Выбрать главу

Геродот раскован и информативен — Фукидид точен и аккуратен. Первый (если прибегнуть к аналогии, взятой на этот раз из области изобразительного искусства), подобно живописцу, наносит на полотно новые и новые мазки, создавая пеструю и красочную картину; второй скорее напоминает скульптора — он работает, отсекая всё лишнее. А порой элиминируется даже и такой материал, который мы никак не назвали бы лишним.

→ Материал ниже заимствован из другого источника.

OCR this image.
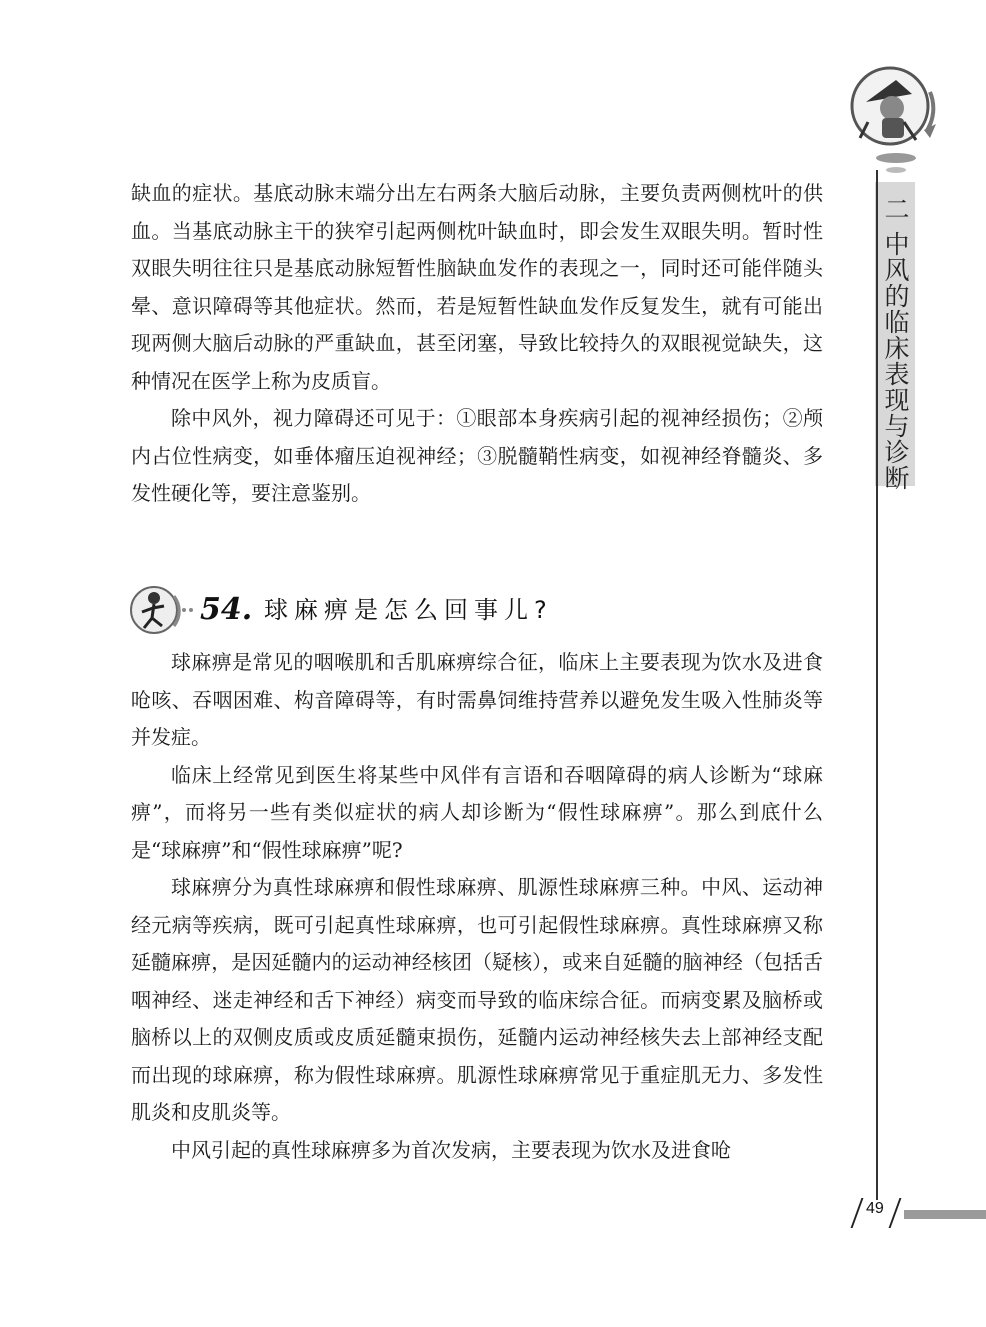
二 中风的临床表现与诊断

缺血的症状。基底动脉末端分出左右两条大脑后动脉，主要负责两侧枕叶的供血。当基底动脉主干的狭窄引起两侧枕叶缺血时，即会发生双眼失明。暂时性双眼失明往往只是基底动脉短暂性脑缺血发作的表现之一，同时还可能伴随头晕、意识障碍等其他症状。然而，若是短暂性缺血发作反复发生，就有可能出现两侧大脑后动脉的严重缺血，甚至闭塞，导致比较持久的双眼视觉缺失，这种情况在医学上称为皮质盲。

除中风外，视力障碍还可见于：①眼部本身疾病引起的视神经损伤；②颅内占位性病变，如垂体瘤压迫视神经；③脱髓鞘性病变，如视神经脊髓炎、多发性硬化等，要注意鉴别。

54. 球麻痹是怎么回事儿?

球麻痹是常见的咽喉肌和舌肌麻痹综合征，临床上主要表现为饮水及进食呛咳、吞咽困难、构音障碍等，有时需鼻饲维持营养以避免发生吸入性肺炎等并发症。

临床上经常见到医生将某些中风伴有言语和吞咽障碍的病人诊断为“球麻痹”，而将另一些有类似症状的病人却诊断为“假性球麻痹”。那么到底什么是“球麻痹”和“假性球麻痹”呢?

球麻痹分为真性球麻痹和假性球麻痹、肌源性球麻痹三种。中风、运动神经元病等疾病，既可引起真性球麻痹，也可引起假性球麻痹。真性球麻痹又称延髓麻痹，是因延髓内的运动神经核团（疑核），或来自延髓的脑神经（包括舌咽神经、迷走神经和舌下神经）病变而导致的临床综合征。而病变累及脑桥或脑桥以上的双侧皮质或皮质延髓束损伤，延髓内运动神经核失去上部神经支配而出现的球麻痹，称为假性球麻痹。肌源性球麻痹常见于重症肌无力、多发性肌炎和皮肌炎等。

中风引起的真性球麻痹多为首次发病，主要表现为饮水及进食呛

49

Здесь мы выходим на проблему пропусков и умолчаний у Фукидида, исключительно важную для понимания творчества этого историка, но пока еще не получившую однозначного решения[142]. Суть проблемы заключается в том, что великий афинский историк, практически никогда не прибегая к прямым искажениям фактов и в этом отношении всегда оставаясь в рамках объективности, с другой стороны, вполне мог — и не так уж редко — в силу различных причин вообще не упомянуть в соответствующем контексте о том или ином, даже весьма важном, событии, попросту проигнорировать такое событие в том месте, где ему надлежало бы появиться. Достаточно привести exempli gratia хотя бы несколько взятых почти наугад исторических фактов большого значения, ставших жертвами «фигуры умолчания» у Фукидида: реформа Эфиальта 462/461 г. до н. э., знаменовавшая собой важнейший этап формирования афинской демократии, перенос казны Делосского союза на афинский Акрополь в 454 г. до н. э., после которого произошло перерождение этой симмахии в гегемониальную державу, Каллиев мир 449 г. до н. э., завершивший Греко-персидские войны[143], попытка созыва общегреческого конгресса в Афинах в 448 г. до н. э., интенсивная внешняя политика афинян в Центральном Средиземноморье в 450-х — 440-х гг до н. э. (включая основание под афинской эгидой панэллинской колонии Фурии), крупная морская экспедиция Перикла в Понт Эвксинский ок. 437 г. до н. э., остракизмы 444 и 415 гг. до н. э., в ходе которых из полиса изгонялись крупные политические деятели… Ни о чем из перечисленного у Фукидида нет ни слова[144], и, если бы не сообщения других, более поздних античных авторов (Аристотеля, Плутарха и др.), мы вообще не узнали бы об этих событиях, что, безусловно, обеднило бы наше понимание истории классической Греции. Вполне обоснованным будет суждение о том, что молчание Фукидида никогда не должно становиться для нас аргументом против историчности какого-либо факта.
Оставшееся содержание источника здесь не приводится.